Frédéric Souillot, secrétaire général de Force ouvrière, était invité à débattre, devant les adhérents du think-thank Shift Project, du rôle des syndicats dans la décarbonation de l’économie.
Quelle politique de l’emploi pour réussir la transition vers une économie bas carbone ? Telle était la question posée à Frédéric Souillot, secrétaire général de Force ouvrière, par le Shift Project, le laboratoire d’idées présidé par Jean-Marc Jancovici qui organisait, le 20 novembre, une journée consacrée à l’économie libérée de la contrainte du carbone, dont un atelier sur « syndicalisme et limite planétaire », auquel participaient également les numéros un de deux autres confédérations syndicales.

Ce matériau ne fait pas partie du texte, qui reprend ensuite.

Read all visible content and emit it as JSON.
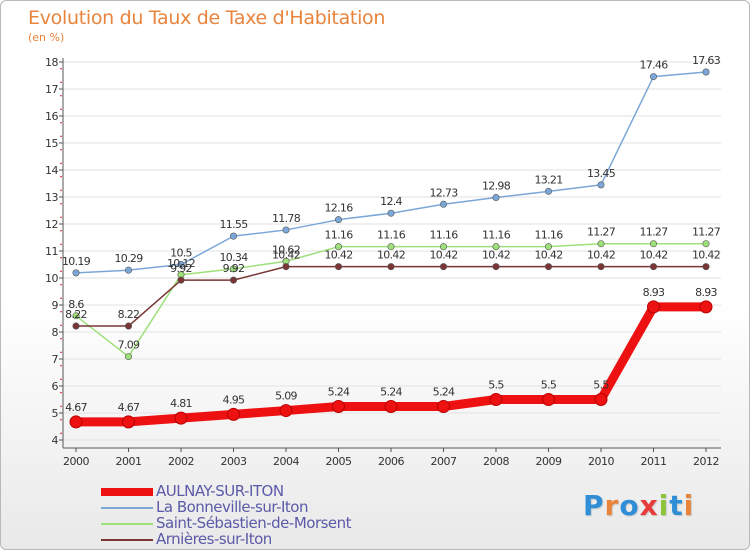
{
  "chart_title": "Evolution du Taux de Taxe d'Habitation",
  "chart_subtitle": "(en %)",
  "logo_text": "Proxiti",
  "logo_colors": [
    "#2f8ed6",
    "#e8843c",
    "#2f8ed6",
    "#e83c3c",
    "#8cc43c",
    "#2f8ed6",
    "#e8843c"
  ],
  "chart_data": {
    "type": "line",
    "title": "Evolution du Taux de Taxe d'Habitation",
    "subtitle": "(en %)",
    "xlabel": "",
    "ylabel": "",
    "x": [
      "2000",
      "2001",
      "2002",
      "2003",
      "2004",
      "2005",
      "2006",
      "2007",
      "2008",
      "2009",
      "2010",
      "2011",
      "2012"
    ],
    "ylim": [
      4,
      18
    ],
    "yticks": [
      4,
      5,
      6,
      7,
      8,
      9,
      10,
      11,
      12,
      13,
      14,
      15,
      16,
      17,
      18
    ],
    "grid": "horizontal",
    "legend_position": "bottom-left",
    "series": [
      {
        "name": "AULNAY-SUR-ITON",
        "color": "#ee1111",
        "thick": true,
        "values": [
          4.67,
          4.67,
          4.81,
          4.95,
          5.09,
          5.24,
          5.24,
          5.24,
          5.5,
          5.5,
          5.5,
          8.93,
          8.93
        ],
        "labels": [
          "4.67",
          "4.67",
          "4.81",
          "4.95",
          "5.09",
          "5.24",
          "5.24",
          "5.24",
          "5.5",
          "5.5",
          "5.5",
          "8.93",
          "8.93"
        ]
      },
      {
        "name": "La Bonneville-sur-Iton",
        "color": "#7ba7d8",
        "thick": false,
        "values": [
          10.19,
          10.29,
          10.5,
          11.55,
          11.78,
          12.16,
          12.4,
          12.73,
          12.98,
          13.21,
          13.45,
          17.46,
          17.63
        ],
        "labels": [
          "10.19",
          "10.29",
          "10.5",
          "11.55",
          "11.78",
          "12.16",
          "12.4",
          "12.73",
          "12.98",
          "13.21",
          "13.45",
          "17.46",
          "17.63"
        ]
      },
      {
        "name": "Saint-Sébastien-de-Morsent",
        "color": "#9ee07a",
        "thick": false,
        "values": [
          8.6,
          7.09,
          10.12,
          10.34,
          10.62,
          11.16,
          11.16,
          11.16,
          11.16,
          11.16,
          11.27,
          11.27,
          11.27
        ],
        "labels": [
          "8.6",
          "7.09",
          "10.12",
          "10.34",
          "10.62",
          "11.16",
          "11.16",
          "11.16",
          "11.16",
          "11.16",
          "11.27",
          "11.27",
          "11.27"
        ]
      },
      {
        "name": "Arnières-sur-Iton",
        "color": "#7a3535",
        "thick": false,
        "values": [
          8.22,
          8.22,
          9.92,
          9.92,
          10.42,
          10.42,
          10.42,
          10.42,
          10.42,
          10.42,
          10.42,
          10.42,
          10.42
        ],
        "labels": [
          "8.22",
          "8.22",
          "9.92",
          "9.92",
          "10.42",
          "10.42",
          "10.42",
          "10.42",
          "10.42",
          "10.42",
          "10.42",
          "10.42",
          "10.42"
        ]
      }
    ]
  }
}
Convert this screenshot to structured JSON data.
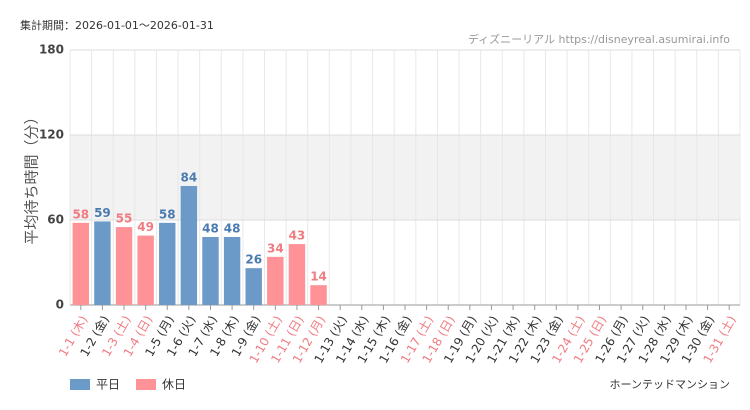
{
  "chart_data": {
    "type": "bar",
    "title": "集計期間：2026-01-01～2026-01-31",
    "source": "ディズニーリアル https://disneyreal.asumirai.info",
    "y_label": "平均待ち時間（分）",
    "footer": "ホーンテッドマンション",
    "categories": [
      "1-1 (木)",
      "1-2 (金)",
      "1-3 (土)",
      "1-4 (日)",
      "1-5 (月)",
      "1-6 (火)",
      "1-7 (水)",
      "1-8 (木)",
      "1-9 (金)",
      "1-10 (土)",
      "1-11 (日)",
      "1-12 (月)",
      "1-13 (火)",
      "1-14 (水)",
      "1-15 (木)",
      "1-16 (金)",
      "1-17 (土)",
      "1-18 (日)",
      "1-19 (月)",
      "1-20 (火)",
      "1-21 (水)",
      "1-22 (木)",
      "1-23 (金)",
      "1-24 (土)",
      "1-25 (日)",
      "1-26 (月)",
      "1-27 (火)",
      "1-28 (水)",
      "1-29 (木)",
      "1-30 (金)",
      "1-31 (土)"
    ],
    "category_colors": [
      "#f07c82",
      "#333333",
      "#f07c82",
      "#f07c82",
      "#333333",
      "#333333",
      "#333333",
      "#333333",
      "#333333",
      "#f07c82",
      "#f07c82",
      "#f07c82",
      "#333333",
      "#333333",
      "#333333",
      "#333333",
      "#f07c82",
      "#f07c82",
      "#333333",
      "#333333",
      "#333333",
      "#333333",
      "#333333",
      "#f07c82",
      "#f07c82",
      "#333333",
      "#333333",
      "#333333",
      "#333333",
      "#333333",
      "#f07c82"
    ],
    "series": [
      {
        "name": "平日",
        "color": "#6b9ac8",
        "label_color": "#4a7bb0",
        "values": [
          null,
          59,
          null,
          null,
          58,
          84,
          48,
          48,
          26,
          null,
          null,
          null,
          null,
          null,
          null,
          null,
          null,
          null,
          null,
          null,
          null,
          null,
          null,
          null,
          null,
          null,
          null,
          null,
          null,
          null,
          null
        ]
      },
      {
        "name": "休日",
        "color": "#ff9297",
        "label_color": "#f07c82",
        "values": [
          58,
          null,
          55,
          49,
          null,
          null,
          null,
          null,
          null,
          34,
          43,
          14,
          null,
          null,
          null,
          null,
          null,
          null,
          null,
          null,
          null,
          null,
          null,
          null,
          null,
          null,
          null,
          null,
          null,
          null,
          null
        ]
      }
    ],
    "ylim": [
      0,
      180
    ],
    "yticks": [
      0,
      60,
      120,
      180
    ],
    "grid": true,
    "alternate_bands": true,
    "legend": "bottom-left"
  }
}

FO n’a pas attendu 2023 pour se préoccuper d’écologie puisque dès 1974, la feuille de route d’André Bergeron comportait un volet sur l’environnement et le cadre de vie a tenu à rappeler en préambule Frédéric Souillot. Le secrétaire général a souligné également qu’un groupe de travail confédéral sur le climat et l’environnement, réunissant les fédérations FO les plus concernées, a été créé en 2019. Ce groupe prévoit de publier un guide sur le sujet prochainement. Par ailleurs, une formation sur la base de données économiques, sociales et environnementales (BDESE) sera lancée en 2024 à destination des élus FO des comités sociaux et économiques (CSE), a-t-il encore indiqué.

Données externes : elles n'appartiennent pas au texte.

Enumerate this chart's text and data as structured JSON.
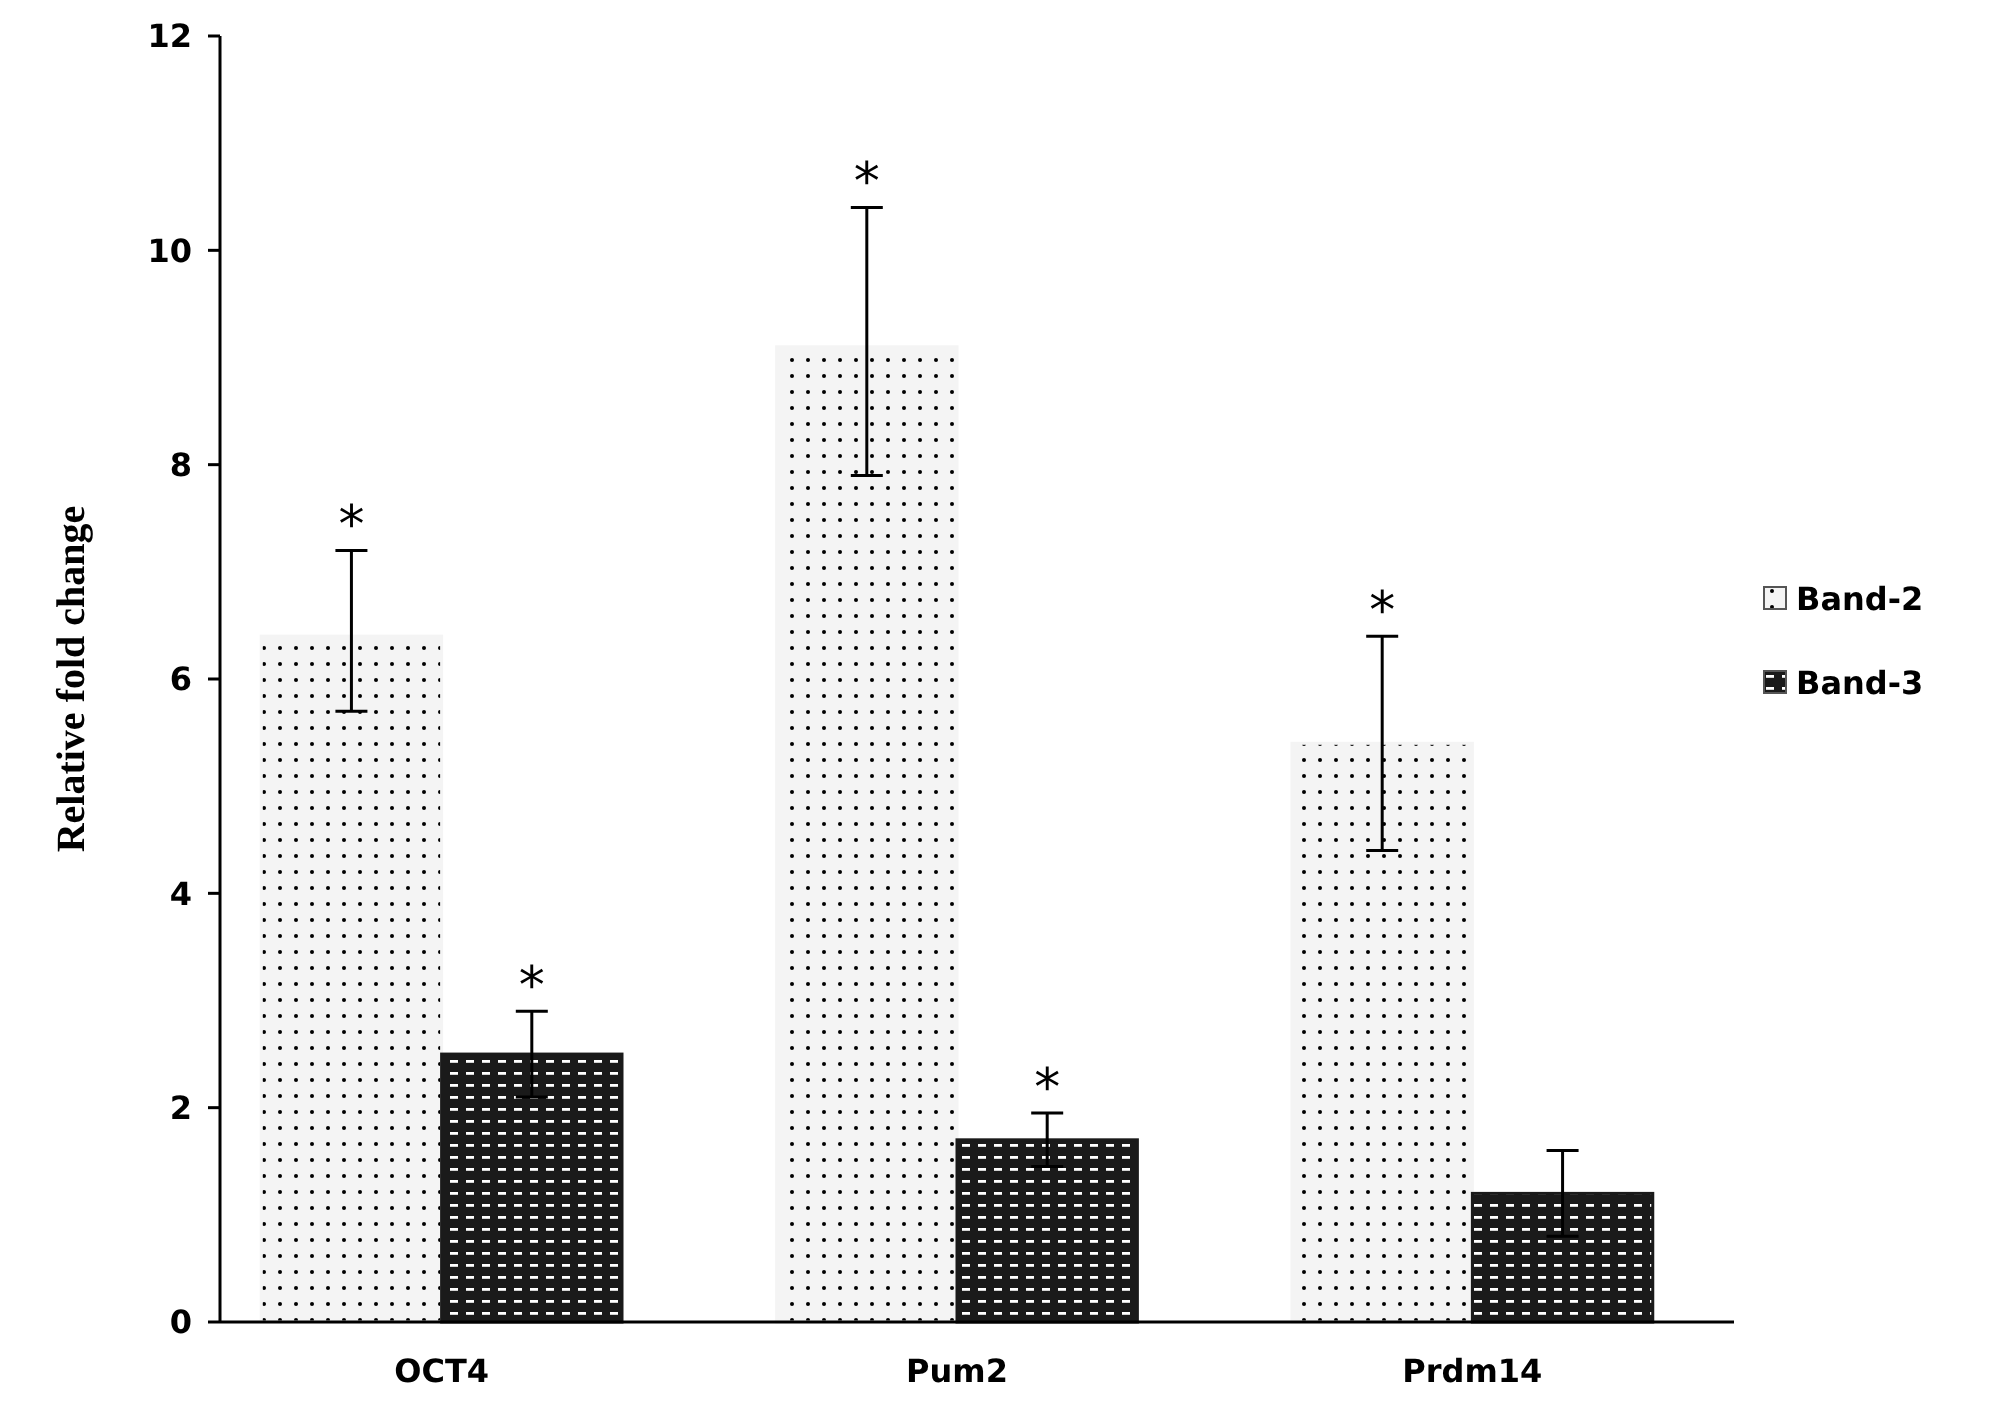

Plus largement, Frédéric Souillot pointe plusieurs obstacles se dressent sur le chemin d’une économie bas carbone pointe Frédéric Souillot. Quand il y a transition [d’un secteur, Ndlr], cela se termine plus souvent à Pôle emploi qu’en formation, analyse le militant. Et de donner un exemple. Si l’État a accompagné le secteur de la sidérurgie lors de sa transition, ce n’est pas le cas actuellement pour les industries qui vont devoir faire leur transition écologique, déplore Frédéric Souillot. Il prône une approche de long terme, Le contraire donc de la philosophie court-termiste en vogue en politique. A une époque, quand on se disait pro-nucléaire, on se faisait clouer au pilori, rappelle-t-il devant une salle qui semble partager ses constats. Le think-thank qui organisait ce débat considère en effet que l’énergie nucléaire, décarbonée, est une des solutions. Il a conçu un projet intitulé Plan de transformation de l’économie française, qui prévoit une relance de l’électronucléaire.

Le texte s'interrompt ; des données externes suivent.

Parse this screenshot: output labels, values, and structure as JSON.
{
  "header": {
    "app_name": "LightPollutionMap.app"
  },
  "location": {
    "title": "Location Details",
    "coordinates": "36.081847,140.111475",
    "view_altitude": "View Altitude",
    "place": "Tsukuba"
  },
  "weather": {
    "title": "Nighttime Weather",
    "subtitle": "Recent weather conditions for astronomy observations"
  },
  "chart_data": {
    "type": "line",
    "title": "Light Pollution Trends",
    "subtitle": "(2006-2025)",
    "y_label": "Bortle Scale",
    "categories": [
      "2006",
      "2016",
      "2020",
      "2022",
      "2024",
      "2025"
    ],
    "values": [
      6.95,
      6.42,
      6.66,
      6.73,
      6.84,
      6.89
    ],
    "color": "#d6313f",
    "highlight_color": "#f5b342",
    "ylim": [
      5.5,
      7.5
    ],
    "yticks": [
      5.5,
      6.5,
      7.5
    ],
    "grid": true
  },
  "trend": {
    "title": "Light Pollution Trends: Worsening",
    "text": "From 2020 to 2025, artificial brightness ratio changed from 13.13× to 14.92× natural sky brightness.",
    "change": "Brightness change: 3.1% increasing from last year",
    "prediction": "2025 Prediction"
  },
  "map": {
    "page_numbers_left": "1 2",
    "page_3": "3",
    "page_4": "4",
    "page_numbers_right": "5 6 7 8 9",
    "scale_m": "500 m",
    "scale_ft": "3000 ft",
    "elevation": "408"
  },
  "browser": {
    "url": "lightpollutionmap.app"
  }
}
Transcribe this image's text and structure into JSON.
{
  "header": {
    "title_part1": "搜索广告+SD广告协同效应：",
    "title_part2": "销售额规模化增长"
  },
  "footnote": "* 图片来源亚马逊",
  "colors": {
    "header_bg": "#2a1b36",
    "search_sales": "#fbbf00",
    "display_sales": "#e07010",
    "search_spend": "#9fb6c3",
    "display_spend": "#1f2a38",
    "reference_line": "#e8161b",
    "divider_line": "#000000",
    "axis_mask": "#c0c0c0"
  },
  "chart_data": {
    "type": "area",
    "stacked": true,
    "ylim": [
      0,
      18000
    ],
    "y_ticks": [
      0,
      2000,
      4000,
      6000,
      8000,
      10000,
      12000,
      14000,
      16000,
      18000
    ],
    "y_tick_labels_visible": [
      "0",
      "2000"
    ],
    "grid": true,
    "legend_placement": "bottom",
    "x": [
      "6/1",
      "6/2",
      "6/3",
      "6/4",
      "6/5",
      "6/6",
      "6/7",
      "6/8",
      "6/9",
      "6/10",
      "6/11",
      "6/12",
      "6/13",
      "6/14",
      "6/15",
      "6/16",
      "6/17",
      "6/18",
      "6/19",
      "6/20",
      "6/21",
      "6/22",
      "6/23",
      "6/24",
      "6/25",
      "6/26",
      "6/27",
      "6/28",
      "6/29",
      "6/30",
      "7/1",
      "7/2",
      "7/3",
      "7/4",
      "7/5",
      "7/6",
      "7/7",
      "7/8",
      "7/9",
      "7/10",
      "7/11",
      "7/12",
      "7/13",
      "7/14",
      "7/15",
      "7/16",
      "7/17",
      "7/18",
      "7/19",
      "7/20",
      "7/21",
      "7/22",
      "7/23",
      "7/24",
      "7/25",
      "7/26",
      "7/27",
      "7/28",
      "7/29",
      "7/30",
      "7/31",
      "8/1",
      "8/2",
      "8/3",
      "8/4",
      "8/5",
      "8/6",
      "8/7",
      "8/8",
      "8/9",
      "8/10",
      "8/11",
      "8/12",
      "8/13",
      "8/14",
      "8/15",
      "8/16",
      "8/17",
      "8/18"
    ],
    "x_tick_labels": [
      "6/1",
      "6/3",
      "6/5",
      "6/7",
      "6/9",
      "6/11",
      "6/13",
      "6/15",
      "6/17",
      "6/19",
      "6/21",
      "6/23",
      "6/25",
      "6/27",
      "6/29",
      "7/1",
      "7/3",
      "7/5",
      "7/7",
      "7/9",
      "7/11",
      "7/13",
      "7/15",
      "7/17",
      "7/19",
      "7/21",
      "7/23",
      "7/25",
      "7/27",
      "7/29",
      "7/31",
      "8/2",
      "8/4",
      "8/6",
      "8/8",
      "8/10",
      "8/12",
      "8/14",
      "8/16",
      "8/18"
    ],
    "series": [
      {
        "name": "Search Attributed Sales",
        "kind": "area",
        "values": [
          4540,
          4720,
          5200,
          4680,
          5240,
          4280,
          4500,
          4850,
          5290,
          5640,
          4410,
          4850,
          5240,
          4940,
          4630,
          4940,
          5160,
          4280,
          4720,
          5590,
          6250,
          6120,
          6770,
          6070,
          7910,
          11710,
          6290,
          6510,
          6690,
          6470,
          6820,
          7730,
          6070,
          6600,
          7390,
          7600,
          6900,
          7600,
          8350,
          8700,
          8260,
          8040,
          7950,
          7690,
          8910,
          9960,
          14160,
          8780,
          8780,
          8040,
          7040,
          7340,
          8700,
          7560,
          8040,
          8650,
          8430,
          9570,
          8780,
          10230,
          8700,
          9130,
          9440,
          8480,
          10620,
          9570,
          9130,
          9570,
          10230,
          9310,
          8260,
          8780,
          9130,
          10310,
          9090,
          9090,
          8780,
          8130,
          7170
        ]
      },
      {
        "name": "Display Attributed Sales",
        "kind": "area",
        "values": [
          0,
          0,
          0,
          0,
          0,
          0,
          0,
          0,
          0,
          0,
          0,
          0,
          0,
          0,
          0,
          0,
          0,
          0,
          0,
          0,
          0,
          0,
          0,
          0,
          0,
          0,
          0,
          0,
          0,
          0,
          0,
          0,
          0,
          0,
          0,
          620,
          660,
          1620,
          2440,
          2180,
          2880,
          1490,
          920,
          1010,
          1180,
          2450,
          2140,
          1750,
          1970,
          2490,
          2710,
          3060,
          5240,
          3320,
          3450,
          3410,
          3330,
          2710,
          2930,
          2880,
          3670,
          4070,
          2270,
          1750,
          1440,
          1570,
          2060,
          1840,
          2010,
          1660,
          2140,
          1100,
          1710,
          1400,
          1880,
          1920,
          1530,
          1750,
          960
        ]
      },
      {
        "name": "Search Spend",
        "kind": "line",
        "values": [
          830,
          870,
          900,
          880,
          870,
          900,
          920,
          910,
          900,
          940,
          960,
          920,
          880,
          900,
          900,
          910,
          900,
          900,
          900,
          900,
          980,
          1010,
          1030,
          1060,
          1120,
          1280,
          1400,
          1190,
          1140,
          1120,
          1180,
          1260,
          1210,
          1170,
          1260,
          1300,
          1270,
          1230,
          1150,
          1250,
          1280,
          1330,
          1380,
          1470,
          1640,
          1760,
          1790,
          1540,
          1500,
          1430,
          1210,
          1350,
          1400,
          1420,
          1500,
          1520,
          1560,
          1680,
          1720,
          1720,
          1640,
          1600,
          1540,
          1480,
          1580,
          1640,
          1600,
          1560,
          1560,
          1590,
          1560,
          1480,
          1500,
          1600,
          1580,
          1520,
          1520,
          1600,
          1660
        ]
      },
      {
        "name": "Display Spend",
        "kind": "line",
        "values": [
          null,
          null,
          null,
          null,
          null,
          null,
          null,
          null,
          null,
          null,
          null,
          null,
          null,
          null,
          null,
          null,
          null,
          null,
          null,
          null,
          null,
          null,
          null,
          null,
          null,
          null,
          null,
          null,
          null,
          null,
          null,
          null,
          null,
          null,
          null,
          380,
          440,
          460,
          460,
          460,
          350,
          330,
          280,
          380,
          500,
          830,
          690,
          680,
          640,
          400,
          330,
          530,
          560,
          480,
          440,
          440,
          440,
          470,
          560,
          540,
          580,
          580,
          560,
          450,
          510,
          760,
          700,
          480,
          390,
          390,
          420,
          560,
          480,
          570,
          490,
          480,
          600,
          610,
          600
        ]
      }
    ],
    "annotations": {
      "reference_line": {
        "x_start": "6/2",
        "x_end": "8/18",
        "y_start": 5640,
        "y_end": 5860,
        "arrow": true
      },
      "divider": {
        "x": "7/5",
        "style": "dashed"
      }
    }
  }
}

Le Shift Project s’est efforcé de calculer les conséquences d’une transition écologique sur l’emploi dans des secteurs particulièrement concernés (agriculture, transport, logement et certaines industries) employant au total 4 millions de personnes. Le laboratoire d’idées en arrive à la conclusion que 300 000 emplois nets seront créés d’ici à 2050 mais au terme d’un énorme phénomène de destruction (800 000 emplois) / créations (1,1 million). Des métiers risquent de disparaître et d’apparaître. Dans l’intervalle des travailleurs devront se reconvertir.
Servons-nous de la transition [écologique] pour revoir les conditions de travail, la pénibilité et les retraites
Ils commencent déjà à le faire. Renault Trucks [propriété de Volvo] reconvertit des salariés pour construire des vélos-cargo, signale Frédéric Souillot. Une initiative qui n’est évidemment pas à l’échelle de l’enjeu dont Il faudrait parler à un niveau politique, estime le secrétaire général de FO.
Les reconversions professionnelles sont compliquées par la désindustrialisation du pays, qui éloigne les lieux de travail des lieux de résidence des salariés, analyse Frédéric Souillot. Parmi les autres obstacles pointés par le secrétaire général de FO : la baisse des contributions des employeurs à l’effort de formation continue ainsi que la monétisation du CPF (compte personnel de formation), qui a entraîné des dérives, pour ne pas dire des arnaques. FO est par ailleurs favorable à un co-financement (avec l’employeur) des formations prises dans le cadre du CPF afin de s’assurer qu’elles sont bien professionnalisantes.
Que dire aux salariés d’industries qui déclinent ?, s’interroge Frédéric Souillot. Des discussions ont déjà commencé dans les entreprises, rappelle-t-il. Dans l’automobile, ils essaient d’anticiper pour ne pas se retrouver dans la même situation que la sidérurgie. Servons-nous de la transition [écologique] pour revoir les conditions de travail, la pénibilité et les retraites.